En plein cœur du parc national de Belezma à Batna, la cueillette du thym sauvage ou Zaâtar, à la fois aromate à l’odeur puissante et plante médicinale aux vertus reconnues, bat son plein sur les collines rocailleuses de Theniet Zaatar (vallée du thym) sur les hauteurs du village Bozzo (Ali Nemeur) de la commune de Meraouna.
Kamel Selloum, Zidane et leur groupe d’amis qui habitent la ville de Merouana ramassent pendant des heures les petites feuilles de cette plante chaque vendredi depuis fin avril.
«Nous venons le matin ou à la mi-journée et nous ne rentrons qu’à l’approche du Maghreb», confie Zidane couché sur le flanc en train de ramasser le thym difficilement discernable pour le non-initié des autres plantes vertes composant la pelouse luxuriante et verdoyante revêtant ce parc national de 26.250 hectares classé par l’Unesco depuis 2015 réserve de la biosphère. Chaque jour des dizaines d’hommes mais aussi de femmes envahissent ce site également désigné localement par «Oulemouthène». Ils doivent se placer sur les genoux pour arriver à distinguer la précieuse plante. Jadis, le thym s’élevait au-dessus d u sol et était reconnaissable de loin par ses fleurs blanches virant vers le rose et on pouvait le couper avec une faucille, assure Mohamed assis non loin de sa petite ferme qui souligne que la cueillette intense et prématurée du Zaâtar a fini par réduire les aires de croissance naturelle de la plante. Certains même coupent la plante par les racines empêchant sa régénération, regrette-t-il. Ce rythme d’exploitation met en péril le Zaâtar dans cette zone du parc de Belezma avec même le risque d’extinction, estime Hakim photographe et fervent défenseur de la faune et de la flore de ce parc, et très actif sur le réseau social Facebook. Pour Kamel et ses amis, la recherche de cette plante médicinale «par excellence» répond exclusivement à un usage personnel. Elle est tout indiquée pour les problèmes de santé durant le froid, assure Kamel qui précise qu’il a pris l’habitude de sécher le thym avant de le broyer en farine pour en mélanger une cuillère à café avec de l’huile d’olive dans un petit flacon de 20 ml qui, après une dizaine de jours, devient un remède très efficace contre les toux et bronchites surtout des enfants. «J’en prépare ainsi chaque année pour mon usage personnel et celui de mes proches», ajoute-t-il en enchainant que le thym broyé peut être utilisé avec de l’huile d’olive com me baume appliqué sur les poitrines des nouveau-nés et enfants pour traiter certains problèmes respiratoires liées au froid.
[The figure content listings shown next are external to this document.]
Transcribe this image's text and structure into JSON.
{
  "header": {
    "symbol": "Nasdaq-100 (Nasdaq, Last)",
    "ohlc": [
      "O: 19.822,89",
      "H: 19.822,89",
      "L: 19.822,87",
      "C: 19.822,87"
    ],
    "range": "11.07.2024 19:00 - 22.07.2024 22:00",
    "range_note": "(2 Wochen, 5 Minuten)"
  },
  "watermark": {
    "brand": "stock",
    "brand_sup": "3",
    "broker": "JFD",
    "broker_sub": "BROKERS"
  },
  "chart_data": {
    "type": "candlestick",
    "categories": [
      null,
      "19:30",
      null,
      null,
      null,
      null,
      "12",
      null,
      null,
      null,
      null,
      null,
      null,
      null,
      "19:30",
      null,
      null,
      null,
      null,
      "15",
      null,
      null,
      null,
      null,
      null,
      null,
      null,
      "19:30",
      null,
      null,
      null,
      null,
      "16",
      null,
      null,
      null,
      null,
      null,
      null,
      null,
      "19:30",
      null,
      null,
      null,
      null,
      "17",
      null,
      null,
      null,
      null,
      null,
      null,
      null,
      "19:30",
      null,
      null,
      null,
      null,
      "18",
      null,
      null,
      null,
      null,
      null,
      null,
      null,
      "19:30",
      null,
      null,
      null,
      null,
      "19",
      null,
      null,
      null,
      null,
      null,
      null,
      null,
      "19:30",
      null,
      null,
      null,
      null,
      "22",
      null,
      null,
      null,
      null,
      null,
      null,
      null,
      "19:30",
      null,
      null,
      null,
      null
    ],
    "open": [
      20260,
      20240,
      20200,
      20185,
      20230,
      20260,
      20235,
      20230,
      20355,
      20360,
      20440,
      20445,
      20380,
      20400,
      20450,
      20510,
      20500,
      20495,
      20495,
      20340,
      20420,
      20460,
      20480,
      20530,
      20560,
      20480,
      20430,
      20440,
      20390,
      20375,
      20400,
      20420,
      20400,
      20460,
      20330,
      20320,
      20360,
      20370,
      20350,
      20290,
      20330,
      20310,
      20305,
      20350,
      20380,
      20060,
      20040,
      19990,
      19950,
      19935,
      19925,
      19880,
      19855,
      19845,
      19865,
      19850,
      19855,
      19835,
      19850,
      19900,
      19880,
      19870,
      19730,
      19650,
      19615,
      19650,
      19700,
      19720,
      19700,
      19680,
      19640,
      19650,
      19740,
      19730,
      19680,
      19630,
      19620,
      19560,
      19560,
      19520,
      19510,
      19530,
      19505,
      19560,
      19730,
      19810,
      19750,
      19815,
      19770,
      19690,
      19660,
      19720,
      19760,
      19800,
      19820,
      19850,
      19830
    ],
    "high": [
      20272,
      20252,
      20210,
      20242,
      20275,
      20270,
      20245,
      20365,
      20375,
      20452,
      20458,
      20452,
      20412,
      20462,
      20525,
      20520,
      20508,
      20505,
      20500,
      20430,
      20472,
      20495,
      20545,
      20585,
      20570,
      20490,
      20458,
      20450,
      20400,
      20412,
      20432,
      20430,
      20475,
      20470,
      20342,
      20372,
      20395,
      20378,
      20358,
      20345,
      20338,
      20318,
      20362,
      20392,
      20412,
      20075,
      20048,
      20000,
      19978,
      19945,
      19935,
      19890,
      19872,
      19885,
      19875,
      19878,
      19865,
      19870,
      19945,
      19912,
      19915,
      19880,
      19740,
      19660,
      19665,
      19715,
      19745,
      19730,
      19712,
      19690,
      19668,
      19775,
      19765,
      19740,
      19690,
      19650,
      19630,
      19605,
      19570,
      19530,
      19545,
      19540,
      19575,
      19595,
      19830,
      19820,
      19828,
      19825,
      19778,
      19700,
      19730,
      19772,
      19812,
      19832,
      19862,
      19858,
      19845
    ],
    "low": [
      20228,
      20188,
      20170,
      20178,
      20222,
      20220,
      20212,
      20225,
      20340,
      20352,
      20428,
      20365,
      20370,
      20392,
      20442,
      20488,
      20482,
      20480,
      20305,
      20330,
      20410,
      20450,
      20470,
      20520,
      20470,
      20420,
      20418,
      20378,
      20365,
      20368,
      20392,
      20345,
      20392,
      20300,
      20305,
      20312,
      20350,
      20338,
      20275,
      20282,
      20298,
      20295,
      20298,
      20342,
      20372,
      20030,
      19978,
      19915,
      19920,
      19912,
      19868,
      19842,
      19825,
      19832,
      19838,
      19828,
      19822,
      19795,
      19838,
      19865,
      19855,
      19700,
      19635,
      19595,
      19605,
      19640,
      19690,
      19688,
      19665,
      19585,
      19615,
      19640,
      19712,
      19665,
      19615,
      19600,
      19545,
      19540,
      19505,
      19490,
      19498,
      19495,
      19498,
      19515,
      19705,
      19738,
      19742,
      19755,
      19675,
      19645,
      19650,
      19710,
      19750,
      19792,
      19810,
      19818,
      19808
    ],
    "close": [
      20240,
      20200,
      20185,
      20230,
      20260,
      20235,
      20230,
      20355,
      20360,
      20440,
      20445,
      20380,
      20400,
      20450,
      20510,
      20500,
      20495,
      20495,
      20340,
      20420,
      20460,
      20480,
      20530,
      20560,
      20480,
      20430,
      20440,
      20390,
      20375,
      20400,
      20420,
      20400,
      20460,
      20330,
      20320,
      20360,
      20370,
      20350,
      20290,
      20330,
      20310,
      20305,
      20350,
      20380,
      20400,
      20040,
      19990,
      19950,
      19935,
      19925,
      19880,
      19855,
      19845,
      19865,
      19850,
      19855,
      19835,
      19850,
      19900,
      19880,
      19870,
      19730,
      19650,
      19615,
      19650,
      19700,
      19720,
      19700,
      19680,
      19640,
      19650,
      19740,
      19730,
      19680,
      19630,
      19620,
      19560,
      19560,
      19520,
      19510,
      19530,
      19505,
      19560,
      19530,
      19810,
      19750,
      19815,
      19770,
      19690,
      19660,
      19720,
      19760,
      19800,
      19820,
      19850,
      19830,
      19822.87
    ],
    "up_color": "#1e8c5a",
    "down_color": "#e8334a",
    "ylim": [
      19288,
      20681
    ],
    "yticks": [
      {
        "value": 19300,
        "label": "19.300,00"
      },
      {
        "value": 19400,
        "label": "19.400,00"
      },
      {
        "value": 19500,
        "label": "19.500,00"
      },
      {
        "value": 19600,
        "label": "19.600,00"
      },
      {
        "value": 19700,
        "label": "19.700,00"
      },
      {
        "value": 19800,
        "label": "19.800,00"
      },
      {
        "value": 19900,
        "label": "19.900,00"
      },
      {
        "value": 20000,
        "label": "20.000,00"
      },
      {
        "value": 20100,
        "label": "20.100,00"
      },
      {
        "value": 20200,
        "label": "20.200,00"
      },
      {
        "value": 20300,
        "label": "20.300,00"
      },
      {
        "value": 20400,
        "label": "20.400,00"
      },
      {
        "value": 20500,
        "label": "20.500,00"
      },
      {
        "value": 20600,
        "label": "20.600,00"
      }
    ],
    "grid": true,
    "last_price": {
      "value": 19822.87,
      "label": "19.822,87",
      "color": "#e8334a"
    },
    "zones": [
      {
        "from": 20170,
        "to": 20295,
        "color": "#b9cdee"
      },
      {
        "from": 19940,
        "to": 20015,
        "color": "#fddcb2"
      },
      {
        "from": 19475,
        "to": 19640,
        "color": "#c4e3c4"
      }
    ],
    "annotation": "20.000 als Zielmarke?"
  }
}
Le parc national de Belezma, une réserve naturelle des plantes médicinales aurésiennes
Pour d’autres cueilleurs du site, le thym sauvage est source de revenus d’appoint puisque un bol de ses feuilles miraculeuses peut se vendre de 500 DA en temps de cueillette à 1.500 DA et plus en hiver, assurent certains d’entre eux. Aromate recherché sous d’autres cieux, le thym appelé en chaoui Legrich Edjerthil est dans les Aurès un conservateur alimentaire naturel mais surtout un remède traditionnel naturel dont l’usage et les recettes sont transmis et confirmés d’une génération à l’autre et ce pouvoir curatif est confirmé par les nouvelles recherches. Ainsi, il a été montré que le thym sauvage (thymus vulgaris) contient une huile essentielle (thymol) qui lui confère des vertus antiseptiques, toniques, stomachiques, sédatives, antispasmodiques et expectorantes, assure Hamchi Abdelhafidh, ancien cadre du parc national de Belezma dans son opuscule sur «les plantes médicinales du parc national du Belezma (Batna)». Le parc national de Belezma chevauche les huit communes de Batna, Oued El ma, Sériana, Fesdis, Oued Chaâba, Djerma, Hidoussa et Merouana. Cé lèbre pour ses 5.315 hectares de majestueux cèdres de l’Atlas, cette réserve naturelle renferme une riche flore de près de 650 espèces dont 140 plantes médicinales. Ces plantes composant la pharmacopée séculaire auréssienne sont traditionnellement cueillies et proposées à la vente par les herboristes de la région.